Stokeley Carmichael was born in 1941 in Trinidad. Carmichael’s family moved the America when he was 9 years old and he attended school in New York. Stokeley Carmichael joined Howard University in 1960 and joined SNCC – an organisation that used non-violence as its principle tactic and had been formed at the outset of the restaurant sit-ins that started in Greensboro in 1960. When civil rights history in the 1960’s is studied, Stokeley Carmichael’s name is up with Martin Luther King and Malcolm X.
In 1961, Carmichael became one of the Freedom Riders. Trained in non-violence, he was arrested in Mississippi and sentenced to 49 days in jail. He became chairman of SNCC in 1966.

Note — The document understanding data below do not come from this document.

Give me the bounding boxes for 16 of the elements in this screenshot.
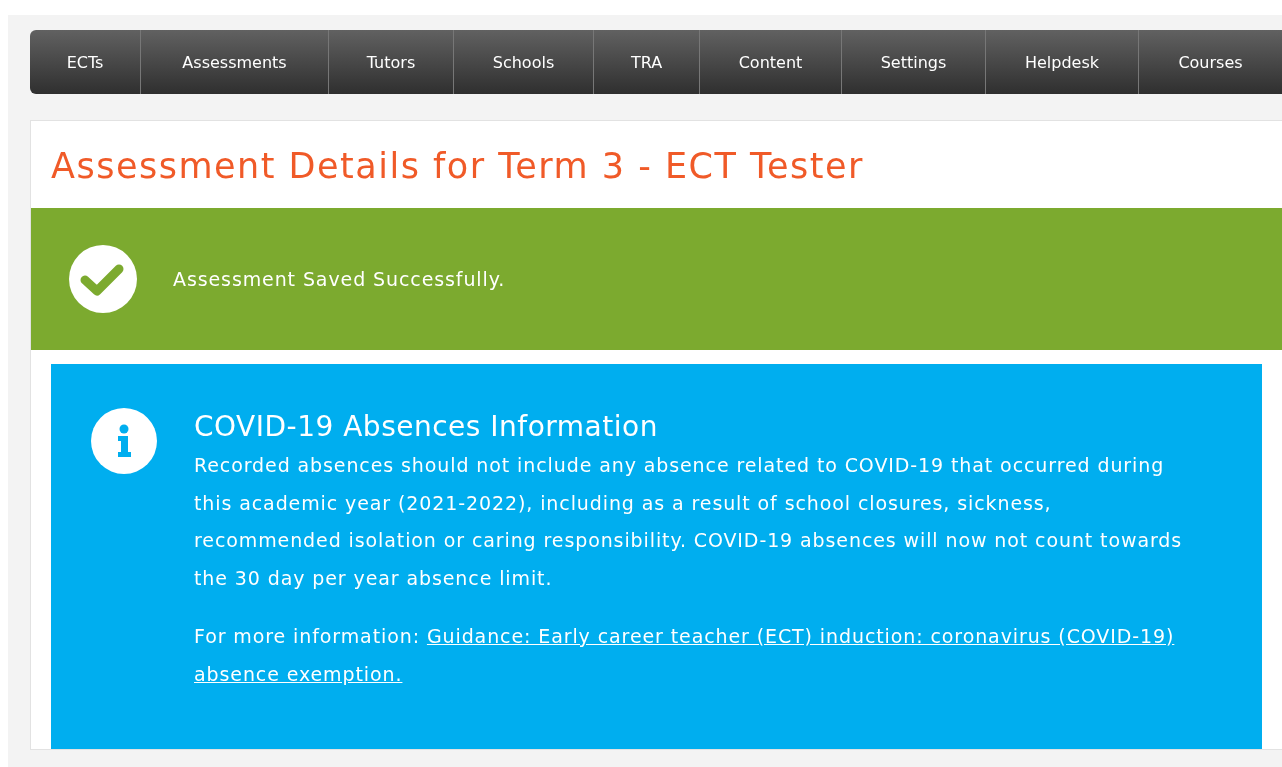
nav-tab[interactable]: Courses: [1139, 30, 1282, 94]
nav-tab[interactable]: Assessments: [141, 30, 329, 94]
nav-tab[interactable]: Helpdesk: [986, 30, 1139, 94]
success-message: Assessment Saved Successfully.: [173, 268, 506, 290]
page-title: Assessment Details for Term 3 - ECT Tester: [50, 145, 865, 188]
info-icon: [91, 408, 157, 474]
nav-tab[interactable]: Settings: [842, 30, 986, 94]
nav-tab[interactable]: TRA: [594, 30, 700, 94]
nav-tab[interactable]: Tutors: [329, 30, 454, 94]
info-title: COVID-19 Absences Information: [194, 410, 659, 443]
more-info-text: For more information: Guidance: Early career teacher (ECT) induction: coronavirus (COVID-19) absence exemption.: [194, 624, 1176, 687]
info-text: Recorded absences should not include any absence related to COVID-19 that occurred during this academic year (2021-2022), including as a result of school closures, sickness, recommended isolation or caring responsibility. COVID-19 absences will now not count towards the 30 day per year absence limit.: [194, 453, 1184, 591]
nav-tab[interactable]: ECTs: [30, 30, 141, 94]
check-circle-icon: [69, 245, 137, 313]
nav-tab[interactable]: Content: [700, 30, 842, 94]
nav-tab[interactable]: Schools: [454, 30, 594, 94]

On his release, Carmichael made his famous “Black Power” speech in which he called on “black people in this country to unite, to recognise their heritage, and to build a sense of community.” He also urged all African Americans to reject the values, as they stood then, of American society. Figures vary as to the size of his audience. Some put it at 600 while John Dittmer put the figure as high as 3000. Carmichael’s new public stance could not have been clearer when he said “Every courthouse in Mississippi ought to be burned tomorrow to get rid of the dirt.” Included in his speech were references to his support for Marxist ideas – a clear move away from the beliefs of Martin Luther King.
Carmichael encouraged those who followed him to adopt an African style of dress with Afro hairstyles. He told his followers that they should reject white ideas of appearance and style. He used the phrase “Black is Beautiful”.
From this position, Carmichael went on to criticise the stance of King and the idea of non-violence. Carmichael was made an “honorary prime minister” of the Black Panthers.
When his passport was returned, Carmichael went to live in Guinea, Africa. Here he adopted the name Kwame Ture and he worked as a political aide to the country’s prime minister Sekou Toure.